Wall Street analysts who foolishly downgraded Apple before another monstrous earnings report this week are not the only ones who should eat a little crow.
It may seem surreal to think about now, but it wasn’t too long ago when some of the smartest tech industry commentators and executives were dismissing apps as fads or (if here to stay) “bad for your health”.
That’s right. Before there were more than one million apps available for iOS, Android, and Microsoft-powered mobile devices, before 50 million tablets (which are essentially worthless without apps) were sold, and before one-time HTML5 champion Facebook ponied up $1 billion to acquire Instagram, many viewed apps as a technological diversion comparable to the Betamax or 8-track player.
Tens of billions of app downloads later, of course, we know that apps are here to stay. Even if valuations for young app companies are approaching dot-com proportions (see Viddy’s $370 million valuation) and we are about to see another bubble burst, consumer adoption of apps (like with the Internet) will increase regardless of how markets rise and fall.
While many of us years ago articulated why apps would ultimately flourish, there were more than a few notable prognosticators that we respect that clearly had it wrong. Here are some of our favorite predictions of the death of apps that now seem greatly exaggerated.
This investor thought apps were “crap”
On February 17, 2010, venture capitalist/blogger Mark Suster wrote a post App is Crap (why Apple is bad for your health) that said the following:
“I’m now a VC. Everybody and their mothers are coming into my offices proclaiming that their developing the latest iPhone App. Kleiner Perkins launches an iFund. The new manta [sic] is “what are you doing about the iPhone.” I have the same gag reflexes. The model is all wrong.
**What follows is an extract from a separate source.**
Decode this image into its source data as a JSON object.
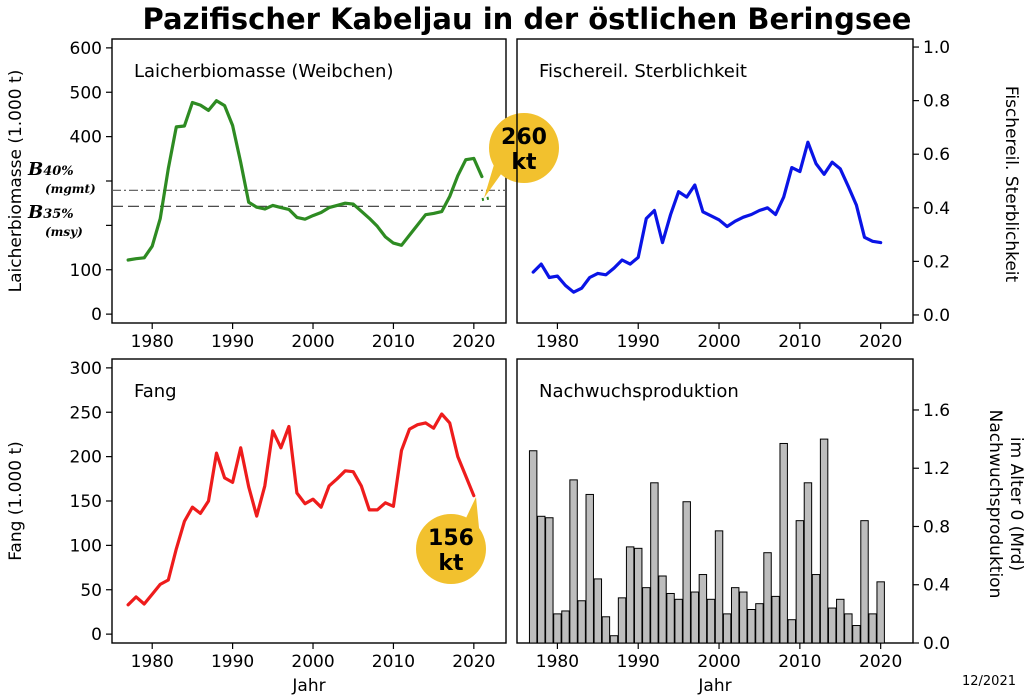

“I know that there is a period of time where apps need to reign. But I for one am betting that the future is “the mobile web” not the “the mobile app.” There will always be some apps that have reasons to be native on devices but I am betting that serious innovation will happen on mobile browsers and that the future will so [sic] most apps folded into the cloud.”
BlackBerry’s spoiled strategy
On November 16, 2010 at the Web 2.0 Conference in San Francisco, then Research in Motion co-CEO Jim Balsille said the following in response to an earlier jab from Steve Job about iPhones taking over market share from BlackBerries.
“We believe that you can bring the mobile to the Web but you don’t need to go through some kind of control point of an SDK, and that’s the core part of our message. You don’t need an app for the Web.”
Before there were 400,000 Android apps
At MobileBeat 2009, when Android was still a fledgling mobile operating system with a handful of third-party apps, Google’s vice president of engineering Vic Gundotra boasted that browsers would ultimately win out.
“Many, many applications can be delivered through the browser and what that does for our costs is stunning… We believe the web has won and over the next several years, the browser, for economic reasons almost, will become the platform that matters and certainly that’s where Google is investing.”
Additional skepticism of app-driven devices
Long before Forrester Research predicted the inevitable decline of Apple under Tim Cook, the company thought the iPad had no chance of any long-term success. In June 2010, even after two million first-generation iPads were sold in the product’s first two months on the market, analyst Sarah Rotman Epps predicted that only 3.5 million iPads would sell by year-end.
“Consumers didn’t ask for tablets…In fact, Forrester’s data shows that the top features consumers say they want in a PC are a complete mismatch with the features of the iPad.”
Apple ended up selling more than 15 million iPads in 2010, and to date has sold nearly 70 million units from all three generations of the product.
Last but not least
This final one comes courtesy of a recent post from MG Siegler. Shortly after the original iPhone was unveiled in January 2007, Bloomberg columnist Matthew Lynn labeled it a “luxury bauble that will appeal to a few gadget freaks.” But that’s not all.
“There are already big companies that dominate the space, all of whom will defend their turf. That means Apple will have to fight hard for every sale… the iPhone is a defensive product. It is mainly designed to protect the iPod, which is coming under attack from mobile manufacturers adding music players to their handsets…. Apple will sell a few to its fans, but the iPhone won’t make a long-term mark on the industry.”